HEVC, also known as H.265 or MPEG-H part 2(ISO/IEC 23008-2), is just around the corner. A good overview was published. The reference implementation is available. Active discussion can be read in the JCT-VC document management system. The Final Draft International Standard (FDIS) is expected be produced in January 2013.
However, as always, the standard writers love cryptic acronyms. Probably the first acronyms which discourage standard readers are block structure coding terminologies, namely CTU, CU, CTB, CB, PB, and TB.
They are basically replacement of Macroblocks and blocks in prior standards. Unlike 10 years ago, we have much higher frame sizes to deal with. 4K production became practical and people start talking about 8K. Even mobile device has higher than HD frame size such as 2048 x 1530. We need larger macroblocks to efficiently encode the motion vectors for these frame size. On the other hand, small detail is still important and we sometimes want to perform prediction and transformation at the granularity of 4×4.
How could we support wide variety of block sizes in efficient manner? That’s a challenge HEVC is trying to solve with those acronyms.
Let’s start from the higher level. Suppose we have a picture to encode. HEVC divides the picture into CTUs (Coding Tree Unit).
The width and height of CTU are signaled in a sequence parameter set, meaning that all the CTUs in a video sequence have the same size: 64×64, 32×32, or 16×16.

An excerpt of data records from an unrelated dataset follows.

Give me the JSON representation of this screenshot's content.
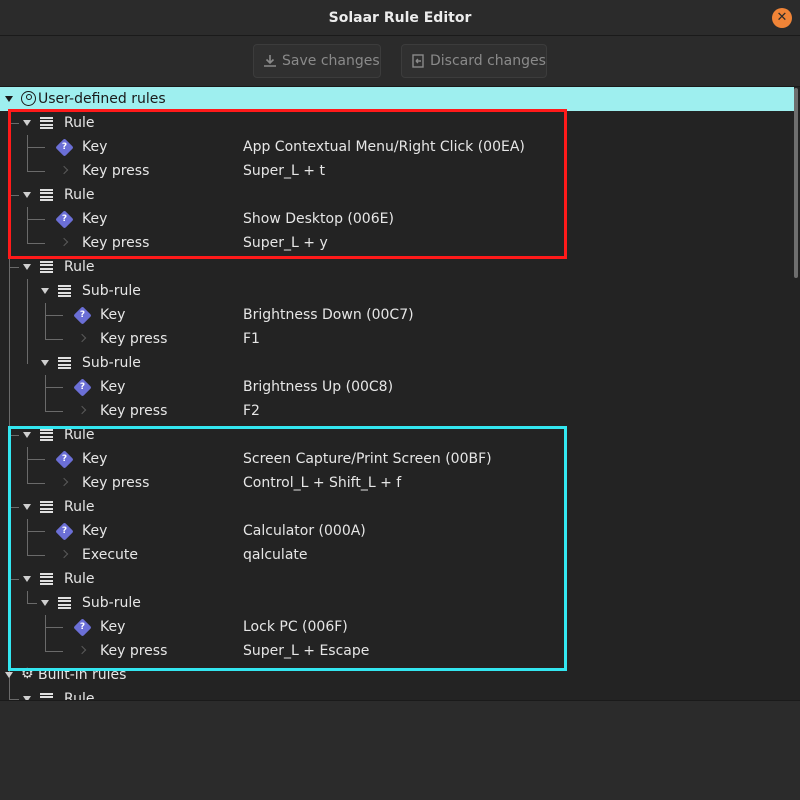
{
  "window": {
    "title": "Solaar Rule Editor",
    "close_icon": "close-icon"
  },
  "toolbar": {
    "save_label": "Save changes",
    "discard_label": "Discard changes"
  },
  "tree": {
    "root_label": "User-defined rules",
    "builtin_label": "Built-in rules",
    "builtin_first_label": "Rule",
    "rule_label": "Rule",
    "subrule_label": "Sub-rule",
    "key_label": "Key",
    "keypress_label": "Key press",
    "execute_label": "Execute",
    "values": {
      "r1_key": "App Contextual Menu/Right Click (00EA)",
      "r1_press": "Super_L + t",
      "r2_key": "Show Desktop (006E)",
      "r2_press": "Super_L + y",
      "r3s1_key": "Brightness Down (00C7)",
      "r3s1_press": "F1",
      "r3s2_key": "Brightness Up (00C8)",
      "r3s2_press": "F2",
      "r4_key": "Screen Capture/Print Screen (00BF)",
      "r4_press": "Control_L + Shift_L + f",
      "r5_key": "Calculator (000A)",
      "r5_exec": "qalculate",
      "r6s1_key": "Lock PC (006F)",
      "r6s1_press": "Super_L + Escape"
    }
  },
  "colors": {
    "accent_selection": "#9eefef",
    "highlight_red": "#ff1a1a",
    "highlight_cyan": "#33e6f0",
    "close": "#f08437"
  }
}
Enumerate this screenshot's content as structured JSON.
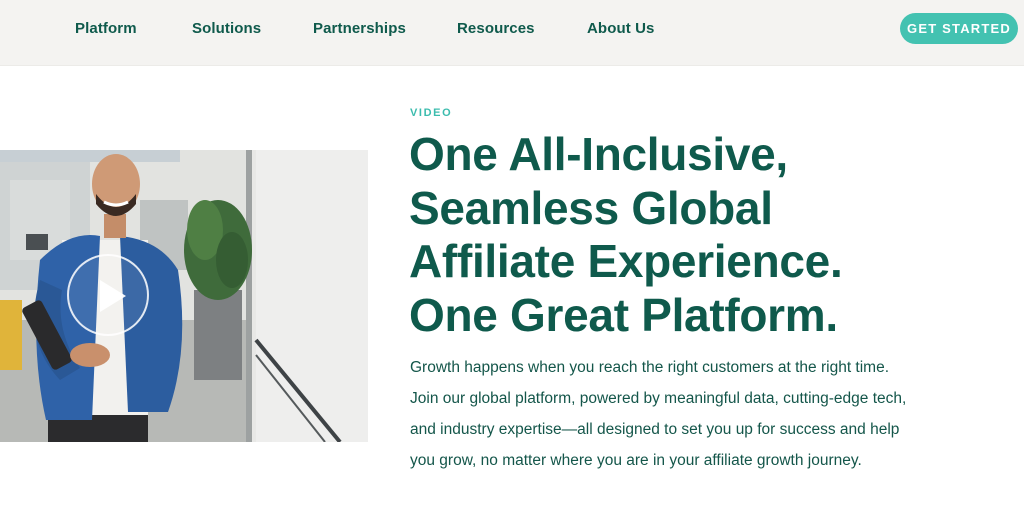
{
  "nav": {
    "items": [
      {
        "label": "Platform"
      },
      {
        "label": "Solutions"
      },
      {
        "label": "Partnerships"
      },
      {
        "label": "Resources"
      },
      {
        "label": "About Us"
      }
    ],
    "cta_label": "GET STARTED"
  },
  "hero": {
    "eyebrow": "VIDEO",
    "headline_lines": [
      "One All-Inclusive,",
      "Seamless Global",
      "Affiliate Experience.",
      "One Great Platform."
    ],
    "body_lines": [
      "Growth happens when you reach the right customers at the right time.",
      "Join our global platform, powered by meaningful data, cutting-edge tech,",
      "and industry expertise—all designed to set you up for success and help",
      "you grow, no matter where you are in your affiliate growth journey."
    ]
  },
  "video": {
    "thumbnail_icon": "person-photo",
    "play_icon": "play-icon"
  },
  "colors": {
    "nav_bg": "#f4f3f1",
    "brand_green": "#0f5a4c",
    "accent_teal": "#43c2b1"
  }
}
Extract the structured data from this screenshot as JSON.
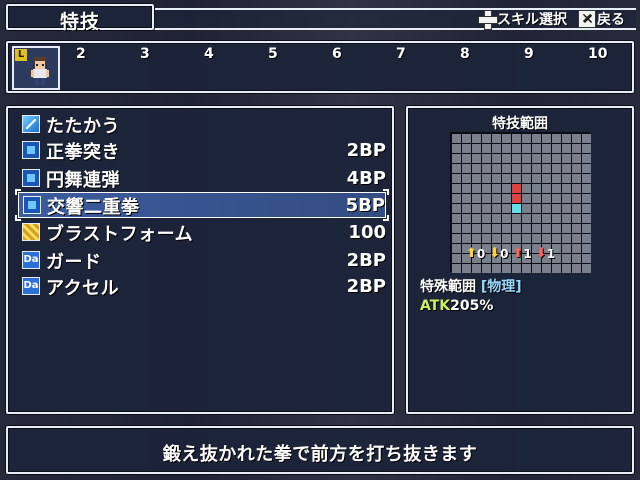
{
  "header": {
    "title": "特技",
    "hints": [
      {
        "icon": "dpad-icon",
        "label": "スキル選択"
      },
      {
        "icon": "x-button-icon",
        "label": "戻る"
      }
    ]
  },
  "party": {
    "leader_badge": "L",
    "slots": [
      "2",
      "3",
      "4",
      "5",
      "6",
      "7",
      "8",
      "9",
      "10"
    ]
  },
  "skills": [
    {
      "name": "たたかう",
      "cost": "",
      "icon": "attack-icon"
    },
    {
      "name": "正拳突き",
      "cost": "2BP",
      "icon": "special-skill-icon"
    },
    {
      "name": "円舞連弾",
      "cost": "4BP",
      "icon": "special-skill-icon"
    },
    {
      "name": "交響二重拳",
      "cost": "5BP",
      "icon": "special-skill-icon",
      "selected": true
    },
    {
      "name": "ブラストフォーム",
      "cost": "100",
      "icon": "form-icon"
    },
    {
      "name": "ガード",
      "cost": "2BP",
      "icon": "da-icon"
    },
    {
      "name": "アクセル",
      "cost": "2BP",
      "icon": "da-icon"
    }
  ],
  "da_label": "Da",
  "range": {
    "title": "特技範囲",
    "highlighted_cells": [
      {
        "col": 6,
        "row": 5,
        "color": "#e04040"
      },
      {
        "col": 6,
        "row": 6,
        "color": "#e04040"
      },
      {
        "col": 6,
        "row": 7,
        "color": "#60e0e8"
      }
    ],
    "modifiers": [
      {
        "arrow": "up-yellow",
        "glyph": "⬆",
        "value": "0"
      },
      {
        "arrow": "down-yellow",
        "glyph": "⬇",
        "value": "0"
      },
      {
        "arrow": "up-red",
        "glyph": "⬆",
        "value": "1"
      },
      {
        "arrow": "down-red",
        "glyph": "⬇",
        "value": "1"
      }
    ],
    "type_label": "特殊範囲",
    "type_tag": "[物理]",
    "atk_label": "ATK",
    "atk_value": "205%"
  },
  "description": "鍛え抜かれた拳で前方を打ち抜きます",
  "colors": {
    "panel_border": "#e8ecf4",
    "panel_bg": "#1c243a",
    "selected_row": "#466ebe",
    "atk_label": "#c8f060",
    "type_tag": "#9ad8ff"
  }
}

We need to understand an important naming convention here. In HEVC standard, if something is called xxxUnit, it indicates a coding logical unit which is in turn encoded into an HEVC bit stream. On the other hand, if something is called xxxBlock, it indicates a portion of video frame buffer where a process is target to.

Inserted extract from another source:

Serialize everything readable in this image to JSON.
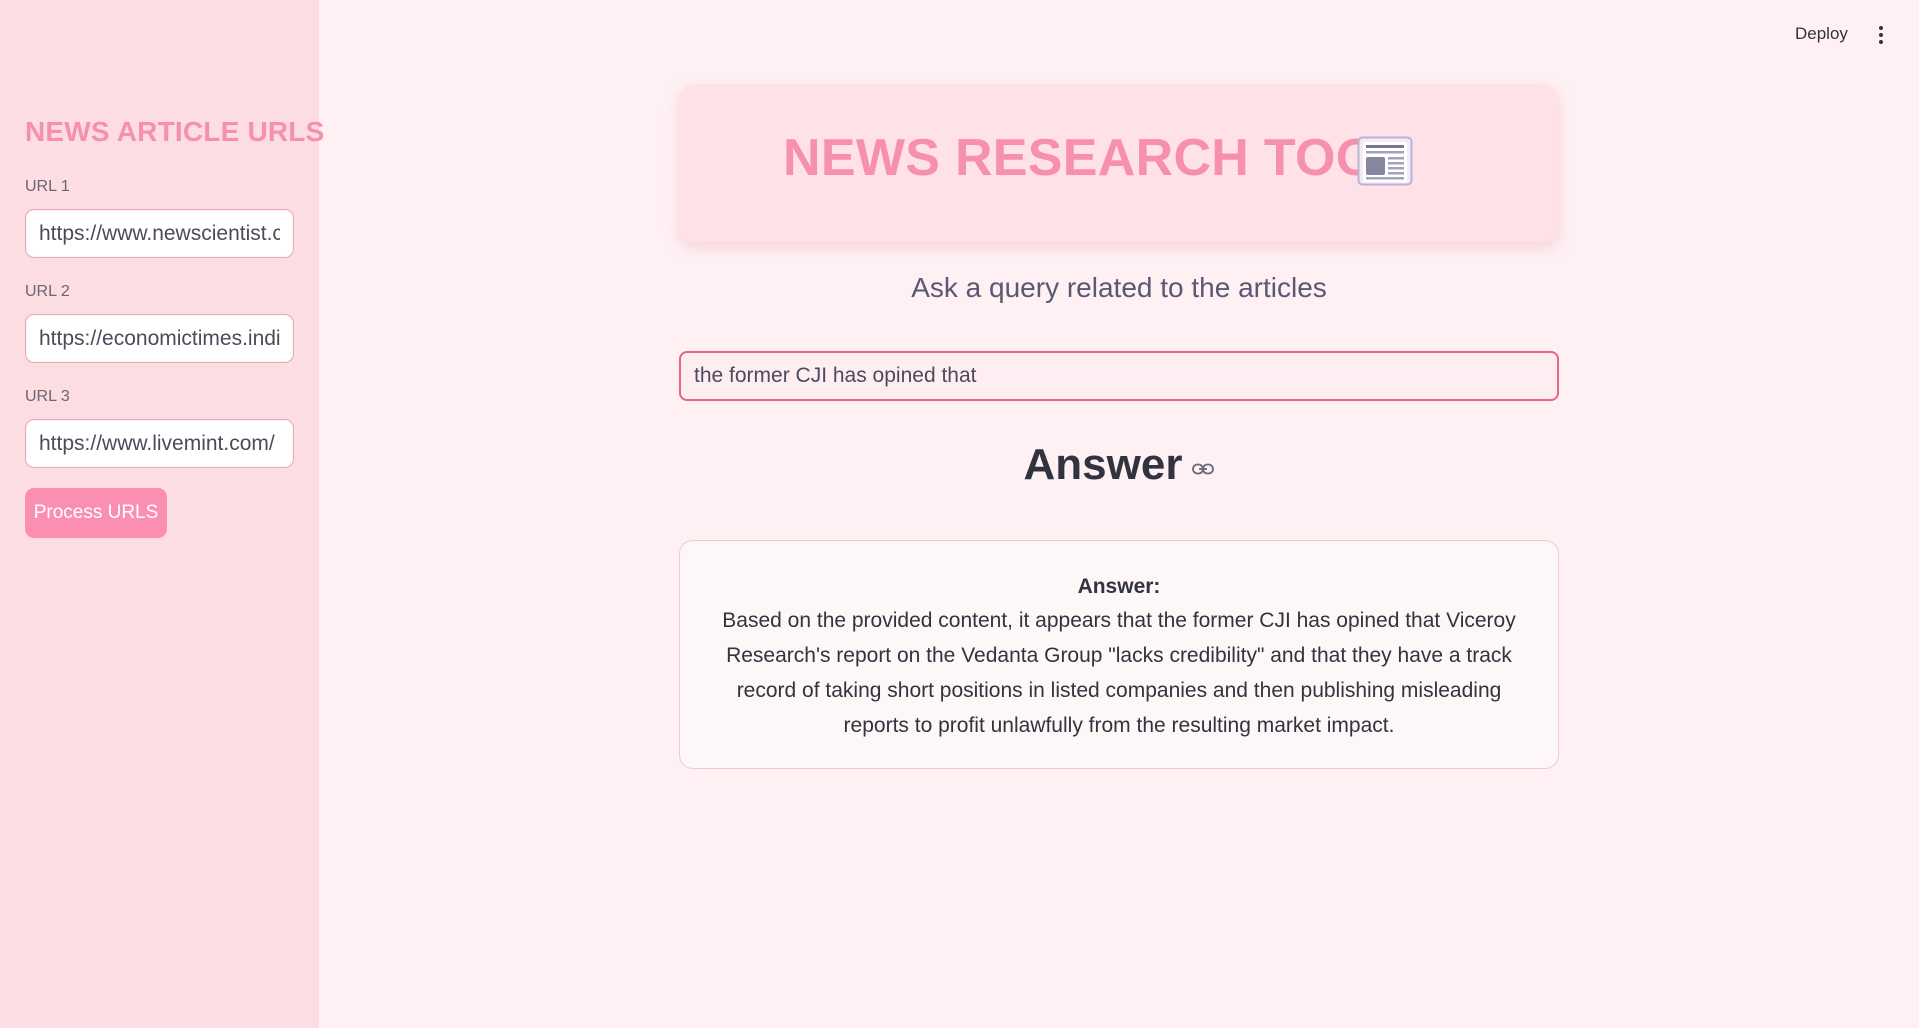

CTU – Coding Tree Unit is therefore a logical unit. It usually consists of three blocks, namely luma (Y) and two chroma samples (Cb and Cr), and associated syntax elements. Each block is called CTB (Coding Tree Block).
Each CTB still has the same size as CTU – 64×64, 32×32, or 16×16. Depending on a part of video frame, however, CTB may be too big to decide whether we should perform inter-picture prediction or intra-picture prediction. Thus, each CTB can be differently split into multiple CBs (Coding Blocks) and each CB becomes the decision making point of prediction type. For example, some CTBs are split to 16×16 CBs while others are split to 8×8 CBs. HEVC supports CB size all the way from the same size as CTB to as small as 8×8.
The following picture illustrates how 64×64 CTB can be split into CBs.
CB is the decision point whether to perform inter-picture or intra-picture prediction. More precisely, the prediction type is coded in CU (Coding Unit). CU consists of three CBs (Y, Cb, and Cr) and associated syntax elements.
CB is good enough for prediction type decision, but it could still be too large to store motion vectors (inter prediction) or intra prediction mode. For example, a very small object like snowfall may be moving in the middle of 8×8 CB – we want to use different MVs depending on the portion in CB.
Thus, PB was introduced. Each CB can be split to PBs differently depending on the temporal and/or spatial predictability.
Once the prediction is made, we need to code residual (difference between predicted image and actual image) with DCT-like transformation. Again, CB could be too big for this because a CB may contains both a detailed part (high frequency) and a flat part (low frequency). Therefore, each CB can be differently split into TBs (Transform Block). Note that TB doesn’t have to be aligned with PB. It is possible and often makes sense to perform single transform across residuals from multiple PBs, vise versa.
Let’s read a draft standard text regarding to these terminologies. They should make more sense now.
CTU (coding tree unit): A coding tree block of luma samples, two corresponding coding tree blocks of chroma samples of a picture that has three sample arrays, or a coding tree block of samples of a monochrome picture or a picture that is coded using three separate colour planes and syntax structures used to code the samples. The division of a slice into coding tree units is a partitioning.
CTB (coding tree block): An NxN block of samples for some value of N. The division of one of the arrays that compose a picture that has three sample arrays or of the array that compose a picture in monochrome format or a picture that is coded using three separate colour planes into coding tree blocks is a partitioning.
CB (coding block): An NxN block of samples for some value of N. The division of a coding tree block into coding blocks is a partitioning.
CU (coding unit): A coding block of luma samples, two corresponding coding blocks of chroma samples of a picture that has three sample arrays, or a coding block of samples of a monochrome picture or a picture that is coded using three separate colour planes and syntax structures used to code the samples. The division of a coding tree unit into coding units is a partitioning.
PB (prediction block): A rectangular MxN block of samples on which the same prediction is applied. The division of a coding block into prediction blocks is a partitioning.
TB (transform block): A rectangular MxN block of samples on which the same transform is applied. The division of a coding block into transform blocks is a partitioning.